# Вопросы-ответы > Межконфессиональный диалог >  Что вам дает молитва?

## Ахметзянов Хамти

> Просите, и дано будет вам; 
> ищите, и найдете; 
> стучите, и отворят вам;
> ибо всякий просящий получает, и ищущий находит, и стучащему отворят.
> Есть ли между вами такой человек, который, когда сын его попросит у него хлеба, подал бы ему камень?
> и когда попросит рыбы, подал бы ему змею?
> Итак если вы, будучи злы, умеете даяния благие давать детям вашим, тем более Отец ваш Небесный даст блага просящим у Него.





> Истинная молитва помогает духовному росту, изменяет взгляды и приносит то удовлетворение, которое дает общение с божественностью. Она является самопроизвольным потоком богосознания. 
> 
> Бог отвечает на молитвы человека, расширяя его понимание истины, улучшая восприятие красоты и углубляя представление о добродетели. Молитва — субъективный поступок, однако она входит в соприкосновение с могущественными объективными реальностями на духовных уровнях человеческого опыта. Она является значительным стремлением человека к сверхчеловеческим ценностям. Молитва — это наиболее мощный стимул духовного роста. 
> 
> Не будьте столь нерадивы, чтобы просить Бога избавить вас от трудностей, однако всегда, не колеблясь, обращайтесь к нему за мудростью и стойкостью духа, которые будут вести и поддерживать вас, пока вы будете решительно и мужественно решать возникающие проблемы.


В тяжелые моменты жизни, христиане часто обращаются к Богу с молитвами. Они уверены, что Бог не оставит их в эту трудную минуту и это придает им силу духа и мужество для преодоления возникшей проблемы.

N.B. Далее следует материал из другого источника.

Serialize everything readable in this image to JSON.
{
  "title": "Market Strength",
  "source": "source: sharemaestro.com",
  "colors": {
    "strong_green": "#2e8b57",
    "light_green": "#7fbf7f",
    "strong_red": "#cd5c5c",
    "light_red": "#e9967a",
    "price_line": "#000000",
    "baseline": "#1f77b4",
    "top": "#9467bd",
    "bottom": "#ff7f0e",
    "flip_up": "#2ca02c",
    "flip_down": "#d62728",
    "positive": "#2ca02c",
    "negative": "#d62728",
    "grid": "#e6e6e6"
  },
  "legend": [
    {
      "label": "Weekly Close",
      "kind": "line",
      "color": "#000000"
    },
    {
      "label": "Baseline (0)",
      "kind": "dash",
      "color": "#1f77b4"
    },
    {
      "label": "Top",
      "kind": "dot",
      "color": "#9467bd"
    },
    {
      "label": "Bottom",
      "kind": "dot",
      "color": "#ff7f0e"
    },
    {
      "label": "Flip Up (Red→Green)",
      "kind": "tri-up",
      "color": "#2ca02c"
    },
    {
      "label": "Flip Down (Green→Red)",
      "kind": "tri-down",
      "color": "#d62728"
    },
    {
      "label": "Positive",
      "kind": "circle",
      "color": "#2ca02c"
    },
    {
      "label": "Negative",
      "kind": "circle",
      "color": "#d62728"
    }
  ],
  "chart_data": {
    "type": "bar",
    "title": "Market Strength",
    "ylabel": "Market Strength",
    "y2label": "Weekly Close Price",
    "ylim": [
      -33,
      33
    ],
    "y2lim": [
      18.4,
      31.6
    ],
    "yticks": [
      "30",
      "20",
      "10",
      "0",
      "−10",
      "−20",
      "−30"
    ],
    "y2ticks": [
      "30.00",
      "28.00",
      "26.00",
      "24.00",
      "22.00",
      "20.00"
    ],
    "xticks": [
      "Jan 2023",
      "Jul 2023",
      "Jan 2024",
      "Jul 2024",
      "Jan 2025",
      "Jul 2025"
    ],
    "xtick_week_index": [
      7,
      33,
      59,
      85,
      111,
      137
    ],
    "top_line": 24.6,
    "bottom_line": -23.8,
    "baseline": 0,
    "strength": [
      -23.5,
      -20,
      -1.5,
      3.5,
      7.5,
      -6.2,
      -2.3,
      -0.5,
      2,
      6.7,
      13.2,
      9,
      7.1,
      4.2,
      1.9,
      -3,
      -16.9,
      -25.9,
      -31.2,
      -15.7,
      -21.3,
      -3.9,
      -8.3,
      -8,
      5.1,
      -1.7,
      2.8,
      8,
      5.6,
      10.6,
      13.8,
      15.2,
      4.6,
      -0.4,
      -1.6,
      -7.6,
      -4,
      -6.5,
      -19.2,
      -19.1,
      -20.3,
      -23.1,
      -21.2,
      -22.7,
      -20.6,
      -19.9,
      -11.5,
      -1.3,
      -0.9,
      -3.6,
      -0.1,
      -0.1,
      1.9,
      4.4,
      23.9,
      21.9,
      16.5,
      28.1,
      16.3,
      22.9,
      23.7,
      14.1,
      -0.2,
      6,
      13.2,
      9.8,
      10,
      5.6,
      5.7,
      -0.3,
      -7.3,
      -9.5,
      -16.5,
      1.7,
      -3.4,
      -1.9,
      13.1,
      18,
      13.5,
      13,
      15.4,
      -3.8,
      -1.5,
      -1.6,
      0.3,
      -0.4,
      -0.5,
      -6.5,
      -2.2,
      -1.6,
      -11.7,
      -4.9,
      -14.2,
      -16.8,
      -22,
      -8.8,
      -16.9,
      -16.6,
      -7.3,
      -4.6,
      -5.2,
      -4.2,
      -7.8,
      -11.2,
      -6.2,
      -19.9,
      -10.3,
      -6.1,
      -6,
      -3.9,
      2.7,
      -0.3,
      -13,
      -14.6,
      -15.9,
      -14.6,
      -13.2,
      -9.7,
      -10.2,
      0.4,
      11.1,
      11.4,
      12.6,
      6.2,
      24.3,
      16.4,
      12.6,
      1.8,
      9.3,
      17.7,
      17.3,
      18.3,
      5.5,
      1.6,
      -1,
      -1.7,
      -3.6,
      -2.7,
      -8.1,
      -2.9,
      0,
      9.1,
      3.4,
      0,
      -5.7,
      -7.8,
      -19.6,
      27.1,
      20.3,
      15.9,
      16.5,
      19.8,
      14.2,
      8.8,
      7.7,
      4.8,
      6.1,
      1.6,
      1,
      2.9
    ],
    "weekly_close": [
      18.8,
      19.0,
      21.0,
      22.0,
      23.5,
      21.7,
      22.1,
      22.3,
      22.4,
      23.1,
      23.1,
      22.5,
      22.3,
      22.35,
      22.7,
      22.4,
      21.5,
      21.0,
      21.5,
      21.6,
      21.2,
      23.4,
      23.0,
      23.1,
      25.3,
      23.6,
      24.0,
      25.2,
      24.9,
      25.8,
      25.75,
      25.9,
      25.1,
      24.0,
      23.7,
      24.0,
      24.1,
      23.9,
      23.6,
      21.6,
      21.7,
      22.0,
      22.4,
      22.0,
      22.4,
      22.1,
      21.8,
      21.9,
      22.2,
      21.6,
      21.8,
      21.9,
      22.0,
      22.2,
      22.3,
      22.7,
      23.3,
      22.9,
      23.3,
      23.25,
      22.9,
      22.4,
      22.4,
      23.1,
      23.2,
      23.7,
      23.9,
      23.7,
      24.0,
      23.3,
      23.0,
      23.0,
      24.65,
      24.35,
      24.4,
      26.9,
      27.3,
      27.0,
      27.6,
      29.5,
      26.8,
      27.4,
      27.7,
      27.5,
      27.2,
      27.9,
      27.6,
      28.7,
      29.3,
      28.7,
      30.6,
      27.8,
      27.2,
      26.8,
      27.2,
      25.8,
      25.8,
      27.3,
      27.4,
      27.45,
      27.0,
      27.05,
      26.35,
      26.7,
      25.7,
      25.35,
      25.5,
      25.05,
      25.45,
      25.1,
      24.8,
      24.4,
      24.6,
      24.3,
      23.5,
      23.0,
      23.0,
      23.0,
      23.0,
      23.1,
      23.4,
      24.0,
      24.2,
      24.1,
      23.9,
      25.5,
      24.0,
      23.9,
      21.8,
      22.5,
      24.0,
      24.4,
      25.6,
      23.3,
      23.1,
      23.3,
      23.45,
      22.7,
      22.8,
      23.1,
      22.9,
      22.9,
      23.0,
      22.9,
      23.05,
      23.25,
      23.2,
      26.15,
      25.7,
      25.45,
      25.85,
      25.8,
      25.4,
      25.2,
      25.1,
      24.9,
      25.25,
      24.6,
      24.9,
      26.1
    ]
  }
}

А что дает молитва верующим вашей конфессии?

----------


## Mahottsava Gauranga das

Молитва - это обращение людей к Богу. Но как это ни парадоксально, не всякая молитва равнополезна нам. Иногда у человека может быть сильным материальный интерес при одновременной вере в Бога. В этом случае за молитвой может стоять стремление того, чтобы Бог исполнил наши материальные желания. Такова корыстная позиция, когда своими просьбами мы пытаемся эксплуатировать Бога. Это не очень хорошо, так как только подобное отношение к Богу не позволит нам научиться служить Ему и полюбить Его. Поэтому важно обращаться к Богу в желании развить настроение служения Ему. В этом нам помогает ежедневное воспевание в молитвенном настроении мантры Харе Кришна, которая в переводе означает: "О Господь и Его возвышенная супруга, займите, пожалуйста нас в служении Вам".

----------